I’ve used this old quote from J.S. Whale often, “Instead of putting off our shoes from our feet because the place we stand is holy ground, we are taking nice photographs of the burning bush from suitable angles.”9  Many worship services do feel more like a photo session than a worship service.  We worship the worship more than the object of our worship.  Our icons have become electronic.

 

The challenge

So what are the challenges that we face as we go forward (and go forward we must)?  First and foremost is to keep walking by faith and not by sight.  The immortal, invisible God lives in a world we cannot experience with our physical senses.  Therefore we must follow the path He has revealed to us, and that is precisely a written text.  A verbal, plenary view of the inspiration of that revelation causes us to want to read it!  Yes, we can do that electronically.  I have a few different electronic versions of the Bible plus an extensive Bible software program.  I must admit I still love the real Book in my hands and real commentaries, lexicons, etc.  I also do find these deficiencies with my electronic versions: I don’t mark them (though I can, clumsily, with built-in tools), I read them too fast, I read them in busy places, and I don’t reverence them much.  Again, the danger in all of this is losing a proper view of the invisible God.  Maybe He can be downsized, or stored in a file, or cut and pasted, or be given a handy size to fit my busy life-style.  Maybe I’m the one in control here.

Second, will this cycle of one generation dropping pace from the next, continue from now on?  Will children always have the attitude that adults don’t know things and are incapable of handling the simplest tasks?  What will a generation of kids look like in fifty years?  Will there still be a walk by faith and not by sight?  When the last generation does come, will there still be faith on the earth?

Third, what about myself and my generation?  I want to finish the race strongly.  Can I do that if I am not very technologically astute?  Can the older saints, whom we are to honor, be given any real respect in our churches, or are they mere spectators while the children run the show?  I watched my father retreat from a newer world and I’ve always told myself I won’t do that.  Frankly, retreat from communications that corrupt good manners seems prudent.  But I will continue to do the best I can within the framework of God’s Word.

 

And so . . .

The subject of this article is reading.  I believe we must read.  A generation that doesn’t read also doesn’t learn, spell, communicate, or write.  Christians can’t allow that to happen to them or their children.  We are in a strange world but so have been those before us.  Pilgrims and strangers must travel through the land and do the best they can in the time they have.  Our stewardship is with the tools God has given us, not what He has given someone else.  Stewards must be faithful.

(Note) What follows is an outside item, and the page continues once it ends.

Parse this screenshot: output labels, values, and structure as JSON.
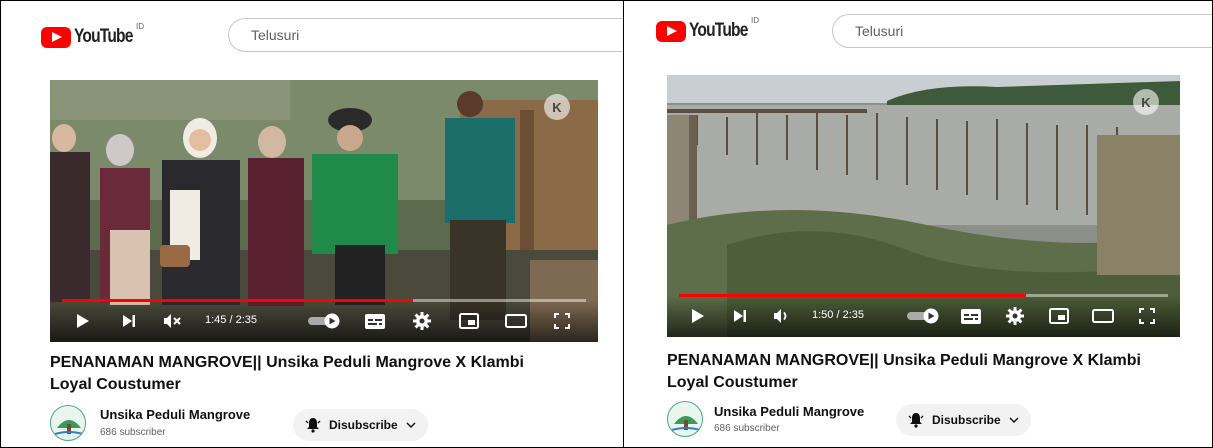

Christian (in Bunyan’s classic) was uncomfortable in the city called Vanity which had a Fair that lasted twelve months out of the year so that the partying never stopped.  He was out of place, they told him, in his speech, his looks, and his stodgy ways.  He couldn’t change Vanity’s Fair in the time he had there because he was a pilgrim and had a goal in sight and had to move on.  But he was a light in a dark place for a while.  We are children of the light so let us also walk in the light in the time that we have.

 

Notes:

1. This quote is repeated by many.  See, for example,  Rick Warren, The Purpose Driven Church (Grand Rapids: Zondervan, 1995) 100.

2. Harvey Minnich, William Holmes McGuffey and his Readers (Cincinnati: American Book Co., 1936) 183.

3. Lee Strobel, The Case For Christ (Grand Rapids: Zondervan, 1998) 57.

4. Quoted by J. Oswald Sanders in Spiritual Leadership (Chicago: Moody Press, 1971) but attributed to H. Thielecke in a book titled Encounter With Spurgeon.

5. Thomas  à Kempis, The Imitation of Christ (Chicago: Moody Press, 1984) 33.

6. J. Sidlow Baxter, His Deeper Work In Us (Grand Rapids: Zondervan, 1977) 81.

7. Edward Goodrick, Is My Bible The Inspired Word of God? (Portland:  Multnomah Press, 1988) 107.

8. C.S. Lewis, Surprised By Joy (New York: HBJ, 1955) 199.

9. J.S. Whale, Christian Doctrine (Cambridge: University Press, 1963) 152.